Today, on World Oceans Day, the United Nations Economic and Social Commission for Asia and the Pacific (ESCAP) and partners have launched an e-learning course to help reduce the impact of plastic pollution. As part of the Closing the Loop project, the course, entitled 'Cities and Marine Plastic Pollution: Building a Circular Economy', demonstrates state-of-the-art technologies and techniques that can measure and monitor plastic waste in urban and marine environments. The course is available as an open-source knowledge product for anyone who wants to learn more about taking measures to ensure clear waters for future generations.
"The vision of ESCAP is to engage all sectors, particularly academia and the scientific community, to support the development of the science we need for the oceans we want," said Armida Salsiah Alisjahbana, United Nations Under-Secretary-General and Executive Secretary of ESCAP in Bangkok. "Collaborate, starting with linking to the Closing the Loop project. If you have a solution or technology to prevent and manage plastic pollution, we want to talk to you."
Ensuring that the course considers multiple vantage points, it has been co-developed with ten global partners, including Women in Informal Employment: Globalizing and Organizing (WIEGO) and the Ocean Conservancy. Closing the Loop also works with several Japanese agencies including the Institute for Global Studies (IGES) and is supported by the Government of Japan as part of its effort to realize the Osaka Blue Ocean Vision. This platform, developed at the G20 summit in Osaka in 2019, aims to bring marine plastic litter to zero by 2050.

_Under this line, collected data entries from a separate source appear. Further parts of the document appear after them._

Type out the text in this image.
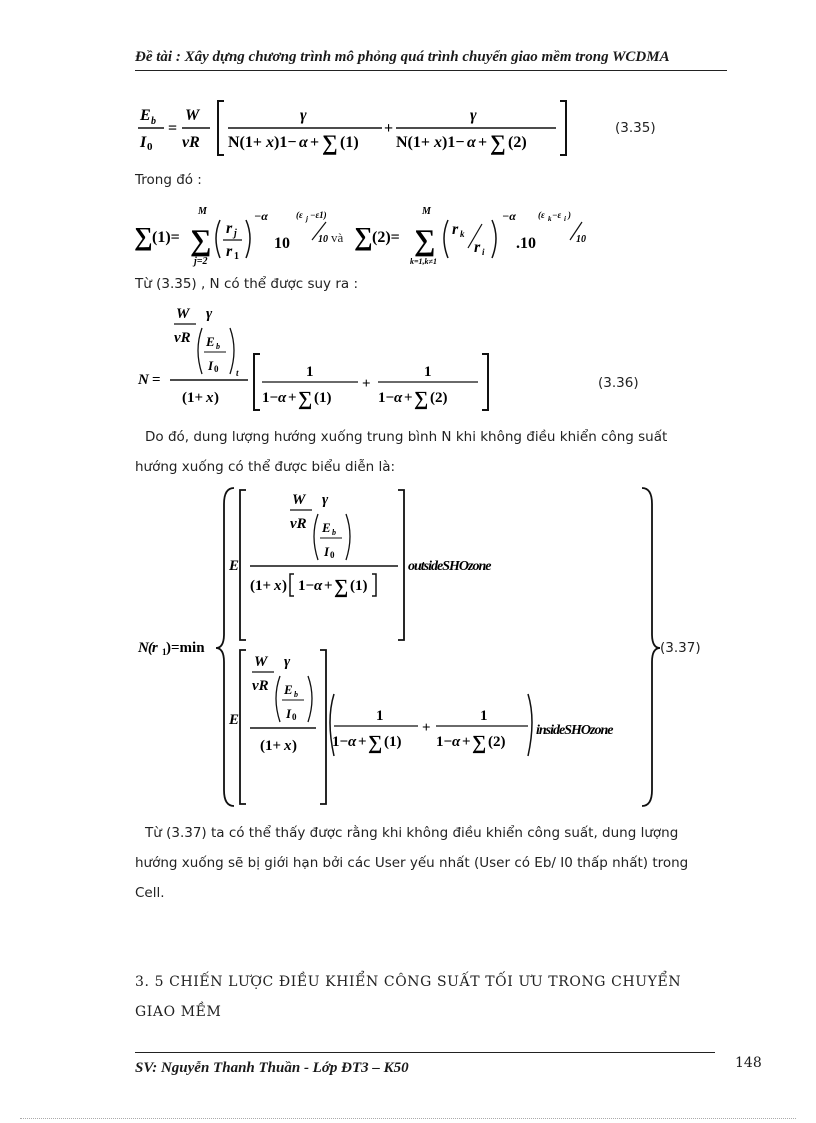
Đề tài : Xây dựng chương trình mô phỏng quá trình chuyển giao mềm trong WCDMA
E b
I 0
=
W
vR
γ
N(1+ x )1− α + ∑ (1)
+
γ
N(1+ x )1− α + ∑ (2)
(3.35)
Trong đó :
∑ (1)= ∑
M
j=2
r j
r 1
−α
10
(ε j −ε1)
10 và ∑ (2)= ∑
M
k=1,k≠1
r k
r i
−α
.10
(ε k −ε i )
10
Từ (3.35) , N có thể được suy ra :
W γ
vR E b
I 0 t
N =
(1+ x )
1
1− α + ∑ (1)
+
1
1− α + ∑ (2)
(3.36)
Do đó, dung lượng hướng xuống trung bình N khi không điều khiển công suất
hướng xuống có thể được biểu diễn là:
N(r 1 )=min
E
W γ
vR E b
I 0
(1+ x ) 1− α + ∑ (1)
outsideSHOzone
E
W γ
vR E b
I 0
(1+ x )
1
1− α + ∑ (1)
+
1
1− α + ∑ (2)
insideSHOzone
(3.37)
Từ (3.37) ta có thể thấy được rằng khi không điều khiển công suất, dung lượng
hướng xuống sẽ bị giới hạn bởi các User yếu nhất (User có Eb/ I0 thấp nhất) trong
Cell.
3. 5 CHIẾN LƯỢC ĐIỀU KHIỂN CÔNG SUẤT TỐI ƯU TRONG CHUYỂN
GIAO MỀM
SV: Nguyễn Thanh Thuần - Lớp ĐT3 – K50	148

"Plastic marine litter is one of today's most serious emerging issues and without any countermeasures, the amount of plastic waste in the ocean will outweigh fish by 2050, posing a threat to the environment and our way of life,” said Kazuya Nashida, Ambassador of Japan in Thailand. “It is said that the COVID-19 pandemic has increased pollution from disposable products, such as plastic face masks and hand sanitizer bottles. To counteract this, we must work together to identify sources and pathways to reduce the environmental impact of plastic waste."
The eLearning course content is focused on Closing the Loop’s digital tool kit which is being developed with partners using innovations like artificial intelligence (AI), satellites, drones and machine learning to measure and monitor plastic waste in urban waterways. This technology can pinpoint the 'source to sea' movement of how plastic leaks into the marine environment from cities and help shape effective action plans to put an end to it for good.
The toolkit includes a virtual map of ocean-bound plastics using artificial intelligence, a plastic pollution calculator that identifies plastic leakage ‘hotspots’ and a data platform to share knowledge. These technologies can be adapted for different cities or communities, and the aim is for these resources to be widely used to track and reduce marine plastic waste. These tools and the eLearning course have been developed with partners like The International Solid Waste Association (ISWA), Marine Litter Task Force, the University of Leeds, Plymouth Marine Lab and Japan Space Systems.